This week I’ve been completely uninspired – uninspired about running, blogging…doing pretty much anything. With 2 and a half weeks to go before the marathon, it’s probably not the best state to be in.
I’ve blogged before about my tendency to self-sabotage, whether it’s going out drinking the night before a long run or eating a massive chilli pizza 2 days before, I don’t seem to be able to help myself.
It occurs to me looking at my life now that I’ve embarked on my biggest self-sabotage exercise yet. At the same time as training for my first marathon, the husband and I have embarked on a huge extension build that has turned our home into a filthy, undesirable place to be. Dust and dirt is exacerbating my asthma, and we’ve had no kitchen for 2 weeks so I’m trying to cook healthy meals in a microwave and will be doing so until after the marathon. What was I thinking!?

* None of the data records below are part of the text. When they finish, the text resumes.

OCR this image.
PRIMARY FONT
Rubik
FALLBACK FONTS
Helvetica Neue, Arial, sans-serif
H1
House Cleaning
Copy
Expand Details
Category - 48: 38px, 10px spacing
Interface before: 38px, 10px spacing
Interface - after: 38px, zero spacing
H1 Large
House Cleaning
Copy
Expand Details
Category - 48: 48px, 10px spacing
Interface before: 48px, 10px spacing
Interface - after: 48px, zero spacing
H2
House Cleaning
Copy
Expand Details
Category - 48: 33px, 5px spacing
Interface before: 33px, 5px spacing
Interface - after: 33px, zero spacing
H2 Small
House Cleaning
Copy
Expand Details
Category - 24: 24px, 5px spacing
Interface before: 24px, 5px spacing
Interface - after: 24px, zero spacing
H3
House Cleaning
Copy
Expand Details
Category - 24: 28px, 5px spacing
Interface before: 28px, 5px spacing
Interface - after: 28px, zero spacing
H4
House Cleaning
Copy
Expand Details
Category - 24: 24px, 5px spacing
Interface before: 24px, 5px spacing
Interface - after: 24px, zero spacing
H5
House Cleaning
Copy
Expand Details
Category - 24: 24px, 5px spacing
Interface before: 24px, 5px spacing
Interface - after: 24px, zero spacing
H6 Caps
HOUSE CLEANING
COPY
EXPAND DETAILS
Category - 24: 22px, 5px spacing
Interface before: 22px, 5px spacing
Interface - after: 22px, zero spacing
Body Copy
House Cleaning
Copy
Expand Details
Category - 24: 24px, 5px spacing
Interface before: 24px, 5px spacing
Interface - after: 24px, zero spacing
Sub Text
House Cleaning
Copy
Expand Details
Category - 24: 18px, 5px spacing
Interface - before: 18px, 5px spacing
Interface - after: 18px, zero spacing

I do wonder if the front of my brain (I can do a marathon!) is in complete conflict with the back half of my brain (no I can’t, and I’ll make sure of it too!).
So, where do I go from here? I’ve taken a little break to nourish myself. I had a rest day yesterday and I’m going to do yoga today with only a very short run. Saturday will also be a rest day before I do one last longer run (about 15 miles) on Sunday.
After that, I’ll follow my taper plan for the last 2 weeks and eat completely cleanly. No booze, no pinching biscuits from the builders…my front and back brain are going to have to get used to the idea. I CAN DO THIS.